The status as a pariah includes their unilateral support of Hamas, which is the only entity currently actually shooting at Israel from time to time. They also support Hezbullah and other groups that are great forces for instability, destruction, and tremendous pain in the region. Everyone in the world needs an Iran which is a normal, peaceful nation that looks after its own and does not create chaos.
That has to be the ultimate goal of talking to Iran and bringing them back into the fold.
There is a potential great benefit for Iran and everyone in this process, too. Their great reserves of oil and gas would provide them with a lot of revenue to revive their crippled economy – and provide an alternative to Russian oil and gas for Europe, which desperately needs one. It would restore a balance to a region that has shown signs of flaring up into a war between Sunni and Shi’ite Islam, a conflict that would only destroy the Moslem world and create a refugee problem much bigger than the horror that is Syria today.
Long ago, the US had “The Nixon Doctrine” which held Saudi Arabia and Iran as the “Twin Pillars” of the region. Since the Iranian Revolution in 1979, the west has relied far too heavily on the Saudis for anyone’s comfort. Today, they may well be deliberately destroying US oil production and its associated jobs here in order to once again corner the oil market. One pillar apparently is not enough to support the region, especially when it is a medieval kingdom with its own modernity-defying roguish tendencies.
Can the negotiations work to eliminate Iran’s nuclear program, lift the sanctions, and ultimately create an Iran that is a force for stability and peace? It seems like a lot to ask, and frankly Netanyahu is right to be skeptical. But it is worth trying – given the resolute solidarity that nuclear weapons are not an option first.
Will the talks work ahead of the deadline on 31 March? We don’t know just where they are, but there are reasons for hope. While Netanyahu’s speech did not produce the epic failure that Barataria predicted when it was announced, they may have affected the talks themselves and screwed up the one thing that Netanyahu was adamant about. The parties at the talks are apparently more resolute than ever to make something happen.
Barataria would like to present a modest proposal to jump start the talks and work towards not just eliminating the Iranian nuclear program but actively bringing Iran back into the family of nations. It’s a trust-building exercise that would cost very little to implement but go a long way towards ending the relentless war between us.

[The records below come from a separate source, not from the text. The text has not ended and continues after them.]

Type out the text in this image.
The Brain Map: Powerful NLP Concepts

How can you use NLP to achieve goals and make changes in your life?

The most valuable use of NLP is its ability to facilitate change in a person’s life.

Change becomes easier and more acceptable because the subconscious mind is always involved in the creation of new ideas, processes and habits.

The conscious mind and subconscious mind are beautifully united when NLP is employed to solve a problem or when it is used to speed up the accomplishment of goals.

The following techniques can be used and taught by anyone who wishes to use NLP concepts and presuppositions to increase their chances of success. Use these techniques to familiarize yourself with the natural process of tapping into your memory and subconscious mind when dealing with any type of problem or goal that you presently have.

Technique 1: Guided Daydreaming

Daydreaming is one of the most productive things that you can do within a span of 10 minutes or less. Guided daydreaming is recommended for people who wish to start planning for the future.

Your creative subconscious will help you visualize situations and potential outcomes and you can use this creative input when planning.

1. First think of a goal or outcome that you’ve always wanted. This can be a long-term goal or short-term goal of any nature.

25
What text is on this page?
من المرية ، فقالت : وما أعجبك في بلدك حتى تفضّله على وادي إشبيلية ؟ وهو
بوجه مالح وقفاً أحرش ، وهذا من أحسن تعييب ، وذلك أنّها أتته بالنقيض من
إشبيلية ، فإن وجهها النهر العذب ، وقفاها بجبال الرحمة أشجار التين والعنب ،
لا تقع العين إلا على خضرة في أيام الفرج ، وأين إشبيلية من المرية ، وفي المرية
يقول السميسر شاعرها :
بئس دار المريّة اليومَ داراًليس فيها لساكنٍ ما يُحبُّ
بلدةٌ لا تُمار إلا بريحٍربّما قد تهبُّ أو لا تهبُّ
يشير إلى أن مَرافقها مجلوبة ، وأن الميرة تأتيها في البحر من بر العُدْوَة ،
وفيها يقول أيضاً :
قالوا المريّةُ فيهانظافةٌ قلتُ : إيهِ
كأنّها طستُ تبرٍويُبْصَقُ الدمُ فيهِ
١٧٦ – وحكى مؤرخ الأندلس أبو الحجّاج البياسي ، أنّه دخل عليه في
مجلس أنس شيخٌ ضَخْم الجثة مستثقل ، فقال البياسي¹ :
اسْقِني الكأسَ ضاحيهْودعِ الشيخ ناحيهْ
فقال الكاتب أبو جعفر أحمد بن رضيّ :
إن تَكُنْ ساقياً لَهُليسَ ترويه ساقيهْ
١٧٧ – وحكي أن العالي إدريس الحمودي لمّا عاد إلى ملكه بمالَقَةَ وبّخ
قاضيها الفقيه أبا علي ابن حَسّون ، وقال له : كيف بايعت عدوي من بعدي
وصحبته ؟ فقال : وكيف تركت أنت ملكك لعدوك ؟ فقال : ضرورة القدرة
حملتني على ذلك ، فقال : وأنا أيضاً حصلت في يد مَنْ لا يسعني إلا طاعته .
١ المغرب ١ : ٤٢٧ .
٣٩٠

It starts with the US apologizing for our role in the 1953 coup that toppled Iran’s democratic government, something which we only recently admitted. Once that is done and some reparations announced, Iran could apologize for the seizure of our embassy in 1979. The US would then in turn apologize for shooting down Iran Air flight 655 in 1988, with the full “body price” from the Qu’ran paid to the families. Iran would then apologize for the 1983 Beruit embassy bombing with similar reparations.
There may be other events that we should all apologize for, but these stand out immediately.
Why go through this? Because there is no trust between Iran and the rest of the world, headed up by the US. There has to be to achieve the ultimate goal for these talks far beyond the nuclear program. There is a great benefit to everyone – especially Israel – if we can get as far as to have Iran stop supporting terrorist groups and fully rejoin the world.
Where Netanyahu is wrong is his belief that a hard line is the only way to go with Iran. There is nothing wrong with having a “Bad Cop” in Israel calling for this position, and perhaps that is all the Prime Minister is really doing at this point. But there is a lot for everyone beyond the nuclear weapons issue.
The world needs a legitimate Iran, and Iran needs to go legit. It’s that simple. Getting to that simple conclusion has proven incredibly difficult. But no matter what, it’s worth trying. We can all only hope the talks are successful – given the caveat that the top goal is an end to the Iranian nuclear program.